How Do You Deal with Garden Pests?
This is one of the most common questions I'm asked about my kitchen garden. Everyone is so concerned about eradicating them. It might come as a surprise, then, that one of the ways I deal with pests is to actually attract them to my garden.
Hear me out.
Pests are a normal part of the garden. Every garden has them—you could even think of gardens and pests as package deals. I don't really stress if I have pests in the garden, but I do want to keep them away from the plants that I intend to eat and enjoy for myself. The way I do that is by intentionally planting certain crops that attract pests.

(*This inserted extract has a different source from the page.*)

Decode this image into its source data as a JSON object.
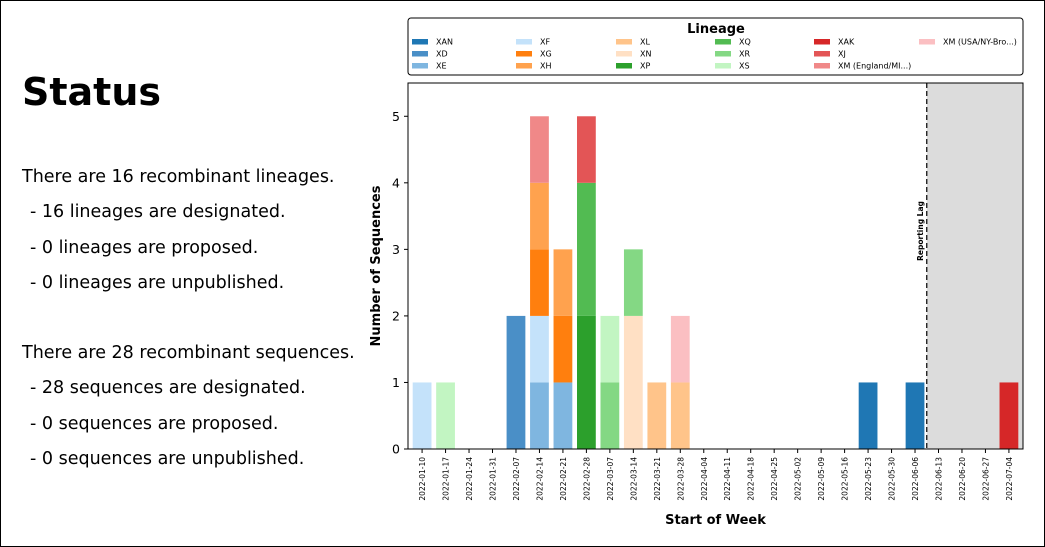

These crops are my sacrificial crops. They pull the pests to them and keep them there. These are trap crops, and they have three pretty amazing benefits for your garden.
What's a trap crop?
It’s just what it sounds like. It’s a crop you plant to trap pests intentionally. It attracts the pests to it and keeps them away from the plants you care about more. The crop I used this year was calendula. My calendula stems would be covered in hundreds of aphids, but my Swiss chard leaves, which were right next door to my calendula, were doing beautifully. Their leaves were healthy and free of holes, and their stems were pest free. Just what I like to see.
3 benefits of growing a trap crop
Here are a few reasons why I think trap crops are a great addition to any kitchen garden:
Benefit number one of planting a trap crop
It’s an organic way to deal with pests. No sprays or expensive setups required.

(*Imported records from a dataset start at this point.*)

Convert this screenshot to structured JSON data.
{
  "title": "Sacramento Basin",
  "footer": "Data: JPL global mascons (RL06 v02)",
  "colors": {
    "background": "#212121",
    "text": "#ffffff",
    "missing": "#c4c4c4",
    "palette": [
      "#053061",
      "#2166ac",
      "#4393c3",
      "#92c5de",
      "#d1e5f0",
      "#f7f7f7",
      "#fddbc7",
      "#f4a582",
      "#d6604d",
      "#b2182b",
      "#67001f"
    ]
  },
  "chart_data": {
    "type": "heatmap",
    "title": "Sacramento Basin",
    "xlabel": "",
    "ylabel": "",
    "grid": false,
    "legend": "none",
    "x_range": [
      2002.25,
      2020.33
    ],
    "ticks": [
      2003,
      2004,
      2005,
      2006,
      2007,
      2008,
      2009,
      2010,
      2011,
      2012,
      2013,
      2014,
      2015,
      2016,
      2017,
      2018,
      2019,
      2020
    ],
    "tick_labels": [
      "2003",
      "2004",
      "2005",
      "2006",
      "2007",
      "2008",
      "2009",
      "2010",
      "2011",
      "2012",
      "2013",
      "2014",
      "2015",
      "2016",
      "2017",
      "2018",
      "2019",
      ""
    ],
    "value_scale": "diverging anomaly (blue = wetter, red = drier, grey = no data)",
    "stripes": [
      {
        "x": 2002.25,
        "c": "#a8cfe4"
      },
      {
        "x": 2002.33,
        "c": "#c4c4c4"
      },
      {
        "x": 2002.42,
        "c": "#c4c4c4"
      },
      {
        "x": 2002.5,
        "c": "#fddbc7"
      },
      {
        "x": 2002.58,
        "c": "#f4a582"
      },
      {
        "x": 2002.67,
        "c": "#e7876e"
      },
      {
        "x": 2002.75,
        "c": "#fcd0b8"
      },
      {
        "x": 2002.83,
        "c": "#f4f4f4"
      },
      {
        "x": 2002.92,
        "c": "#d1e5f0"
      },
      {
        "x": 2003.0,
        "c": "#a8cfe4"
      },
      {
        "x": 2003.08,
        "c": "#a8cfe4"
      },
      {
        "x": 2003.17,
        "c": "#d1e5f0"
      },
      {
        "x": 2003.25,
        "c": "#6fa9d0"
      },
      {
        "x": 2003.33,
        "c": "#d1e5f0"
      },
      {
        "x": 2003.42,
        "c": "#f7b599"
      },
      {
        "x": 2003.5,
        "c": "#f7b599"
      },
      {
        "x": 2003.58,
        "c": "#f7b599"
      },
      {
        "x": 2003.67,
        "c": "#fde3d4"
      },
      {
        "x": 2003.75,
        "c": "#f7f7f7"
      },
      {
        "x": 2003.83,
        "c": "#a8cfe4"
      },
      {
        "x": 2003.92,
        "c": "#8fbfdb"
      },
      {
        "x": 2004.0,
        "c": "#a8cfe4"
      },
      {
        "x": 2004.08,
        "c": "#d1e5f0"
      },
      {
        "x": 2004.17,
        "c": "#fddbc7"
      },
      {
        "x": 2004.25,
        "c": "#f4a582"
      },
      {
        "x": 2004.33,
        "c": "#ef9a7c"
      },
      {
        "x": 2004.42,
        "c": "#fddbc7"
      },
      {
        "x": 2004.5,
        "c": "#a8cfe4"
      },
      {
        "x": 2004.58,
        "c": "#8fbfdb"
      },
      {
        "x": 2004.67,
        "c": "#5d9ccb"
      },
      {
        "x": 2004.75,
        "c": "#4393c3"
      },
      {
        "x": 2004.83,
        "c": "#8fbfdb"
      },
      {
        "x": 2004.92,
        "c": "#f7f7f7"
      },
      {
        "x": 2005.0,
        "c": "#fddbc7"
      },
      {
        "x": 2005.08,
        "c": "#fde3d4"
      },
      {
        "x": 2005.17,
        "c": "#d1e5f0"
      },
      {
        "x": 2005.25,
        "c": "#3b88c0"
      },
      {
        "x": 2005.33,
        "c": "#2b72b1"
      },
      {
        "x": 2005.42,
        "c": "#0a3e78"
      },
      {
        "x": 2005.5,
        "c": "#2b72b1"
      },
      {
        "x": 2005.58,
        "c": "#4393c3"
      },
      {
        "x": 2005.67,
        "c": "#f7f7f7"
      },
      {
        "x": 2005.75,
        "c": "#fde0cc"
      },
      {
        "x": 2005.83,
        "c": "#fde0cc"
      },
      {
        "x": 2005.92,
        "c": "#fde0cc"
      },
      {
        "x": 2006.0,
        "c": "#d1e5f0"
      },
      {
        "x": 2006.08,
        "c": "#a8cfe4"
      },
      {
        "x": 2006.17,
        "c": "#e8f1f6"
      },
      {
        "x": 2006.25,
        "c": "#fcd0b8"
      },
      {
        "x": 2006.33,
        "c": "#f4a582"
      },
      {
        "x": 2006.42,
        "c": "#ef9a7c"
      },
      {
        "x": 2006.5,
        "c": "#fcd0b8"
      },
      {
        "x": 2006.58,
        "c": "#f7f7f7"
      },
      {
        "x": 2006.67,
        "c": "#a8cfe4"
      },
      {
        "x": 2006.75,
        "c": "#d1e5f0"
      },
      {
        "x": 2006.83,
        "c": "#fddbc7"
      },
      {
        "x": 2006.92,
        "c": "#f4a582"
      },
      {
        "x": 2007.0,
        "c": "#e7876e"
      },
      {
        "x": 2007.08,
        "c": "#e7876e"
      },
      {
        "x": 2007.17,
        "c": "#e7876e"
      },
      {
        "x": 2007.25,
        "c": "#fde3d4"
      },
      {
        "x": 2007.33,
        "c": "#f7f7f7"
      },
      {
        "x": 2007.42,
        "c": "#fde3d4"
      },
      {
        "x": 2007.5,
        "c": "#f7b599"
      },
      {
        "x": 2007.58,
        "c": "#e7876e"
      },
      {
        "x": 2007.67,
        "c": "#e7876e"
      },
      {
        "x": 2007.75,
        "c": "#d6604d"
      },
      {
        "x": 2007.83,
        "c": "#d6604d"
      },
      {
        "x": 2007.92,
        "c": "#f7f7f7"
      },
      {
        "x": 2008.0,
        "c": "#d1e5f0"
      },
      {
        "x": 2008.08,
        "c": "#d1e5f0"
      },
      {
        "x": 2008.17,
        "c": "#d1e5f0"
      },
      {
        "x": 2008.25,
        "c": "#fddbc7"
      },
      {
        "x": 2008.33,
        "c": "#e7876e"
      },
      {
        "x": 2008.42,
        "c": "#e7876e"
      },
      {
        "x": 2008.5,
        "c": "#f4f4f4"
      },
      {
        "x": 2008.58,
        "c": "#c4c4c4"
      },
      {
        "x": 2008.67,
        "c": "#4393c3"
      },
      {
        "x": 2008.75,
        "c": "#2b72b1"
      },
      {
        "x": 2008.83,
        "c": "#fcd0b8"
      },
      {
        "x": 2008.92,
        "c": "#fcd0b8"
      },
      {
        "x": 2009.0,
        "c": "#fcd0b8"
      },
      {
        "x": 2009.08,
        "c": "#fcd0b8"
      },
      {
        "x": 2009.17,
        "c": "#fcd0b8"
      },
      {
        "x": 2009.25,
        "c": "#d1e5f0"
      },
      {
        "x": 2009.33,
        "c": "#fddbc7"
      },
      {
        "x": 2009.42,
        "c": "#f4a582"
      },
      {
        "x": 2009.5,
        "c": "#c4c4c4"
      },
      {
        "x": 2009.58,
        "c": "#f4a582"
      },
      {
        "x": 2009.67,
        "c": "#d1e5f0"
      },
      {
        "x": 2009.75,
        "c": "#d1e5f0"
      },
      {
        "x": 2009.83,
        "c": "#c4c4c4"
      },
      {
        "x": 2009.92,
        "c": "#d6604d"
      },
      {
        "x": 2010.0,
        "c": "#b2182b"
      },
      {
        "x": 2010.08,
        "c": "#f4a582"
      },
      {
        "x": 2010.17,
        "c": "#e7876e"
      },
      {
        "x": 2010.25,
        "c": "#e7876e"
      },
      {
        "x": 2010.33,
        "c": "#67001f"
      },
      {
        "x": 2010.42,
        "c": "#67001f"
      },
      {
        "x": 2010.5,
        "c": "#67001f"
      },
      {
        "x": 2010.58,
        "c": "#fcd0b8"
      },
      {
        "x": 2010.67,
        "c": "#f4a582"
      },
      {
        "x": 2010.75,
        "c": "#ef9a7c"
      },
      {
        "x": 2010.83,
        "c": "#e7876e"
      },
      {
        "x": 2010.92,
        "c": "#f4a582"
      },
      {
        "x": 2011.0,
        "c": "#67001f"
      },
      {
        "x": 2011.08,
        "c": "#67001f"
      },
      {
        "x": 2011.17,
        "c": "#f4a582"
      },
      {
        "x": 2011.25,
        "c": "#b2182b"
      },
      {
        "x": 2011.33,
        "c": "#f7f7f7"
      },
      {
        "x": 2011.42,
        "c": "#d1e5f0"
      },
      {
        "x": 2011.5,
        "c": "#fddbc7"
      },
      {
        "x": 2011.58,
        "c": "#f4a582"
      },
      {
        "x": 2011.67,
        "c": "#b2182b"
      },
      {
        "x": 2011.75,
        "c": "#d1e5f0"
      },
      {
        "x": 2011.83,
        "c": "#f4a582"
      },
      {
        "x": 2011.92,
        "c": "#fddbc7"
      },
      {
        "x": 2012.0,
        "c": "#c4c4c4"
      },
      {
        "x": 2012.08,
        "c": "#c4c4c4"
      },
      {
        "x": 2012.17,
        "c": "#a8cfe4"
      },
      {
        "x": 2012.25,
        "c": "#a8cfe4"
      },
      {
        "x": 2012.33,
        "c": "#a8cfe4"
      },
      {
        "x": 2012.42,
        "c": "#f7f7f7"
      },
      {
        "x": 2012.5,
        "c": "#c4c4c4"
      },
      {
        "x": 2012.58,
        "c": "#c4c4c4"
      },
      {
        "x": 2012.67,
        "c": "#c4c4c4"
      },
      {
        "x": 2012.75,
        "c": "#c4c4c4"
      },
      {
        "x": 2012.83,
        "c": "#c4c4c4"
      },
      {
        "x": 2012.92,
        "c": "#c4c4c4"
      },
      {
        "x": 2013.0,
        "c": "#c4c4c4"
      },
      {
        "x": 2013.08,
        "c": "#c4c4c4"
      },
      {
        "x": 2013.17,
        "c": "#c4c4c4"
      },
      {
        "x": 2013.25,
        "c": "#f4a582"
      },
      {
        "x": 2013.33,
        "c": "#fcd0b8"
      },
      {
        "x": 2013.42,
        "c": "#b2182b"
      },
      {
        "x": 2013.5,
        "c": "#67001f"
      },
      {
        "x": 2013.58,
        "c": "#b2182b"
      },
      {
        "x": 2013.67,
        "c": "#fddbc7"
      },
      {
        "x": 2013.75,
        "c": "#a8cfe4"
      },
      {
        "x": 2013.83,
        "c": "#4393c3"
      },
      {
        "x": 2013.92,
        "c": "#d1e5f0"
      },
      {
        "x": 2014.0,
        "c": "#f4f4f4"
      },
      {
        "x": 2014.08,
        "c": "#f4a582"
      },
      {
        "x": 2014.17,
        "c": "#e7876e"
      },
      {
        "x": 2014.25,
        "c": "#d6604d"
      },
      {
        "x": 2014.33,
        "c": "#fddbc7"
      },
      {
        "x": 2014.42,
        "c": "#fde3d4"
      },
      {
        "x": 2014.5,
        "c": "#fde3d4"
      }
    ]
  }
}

Think about nature. Your garden is a little ecosystem. It doesn't exist in isolation. If these aphids hang out in your garden long enough, a predator will come along and take care of them for you—perhaps a ladybug, a bird, or another animal that likes to eat small insects.
Benefit number two of planting a trap crop
It lets pests do their thing while keeping your favorite plants safe. So long as they’re not migrating to other plants in your garden, you can let the pests live their pesty little lives while your other plants thrive. Again, I'm okay with my flowers being covered in pests as long as my leafy greens are untouched.
Benefit number three of planting a trap crop
It keeps the pests in one place for easier disposal (if you want to do that—it’s optional!)
Some gardeners will say to spray your plants really hard with water to get rid of them, but all that does is scatter the aphids (or other pests) all over your garden when the whole point is to keep them contained in one area. Instead, I recommend two options, which I'll outline below.
What should you do with a trap crop covered in pests?
You've got a trap plant swarming with pests that you've attracted to your garden. Now what?
Like I said, you can leave them for nature to handle on its own. Natural predators will come eventually. They'll be attracted to the pests, just as the pests were attracted to your trap crop.
There are a couple of other options to organically deal with them, as well.
Here are my recommendations for your next steps:
Cut the infested stems
Drop the pest-covered stems into a bowl of soapy water immediately after you've pruned them, before the pests have time to scatter into your garden.
Treat the trap crop on its own
Instead of having to treat every plant in your garden, you can just treat your trap crop. A diluted neem oil spray will kill pests like aphids on contact.
The message I'm really trying to send here is not to stress about pests! Stressing takes the joy out of kitchen gardening, and joy is what it’s really all about. Pests are a normal, everyday part of the garden. If you're growing an organic garden, you're going to have pests. It's just part of the deal.
However, planting a trap crop like calendula can help pull pests away from your other plants and leave you free to enjoy the harvests of all the yummy stuff you want to eat.
Now, go out and enjoy your garden, pests and all!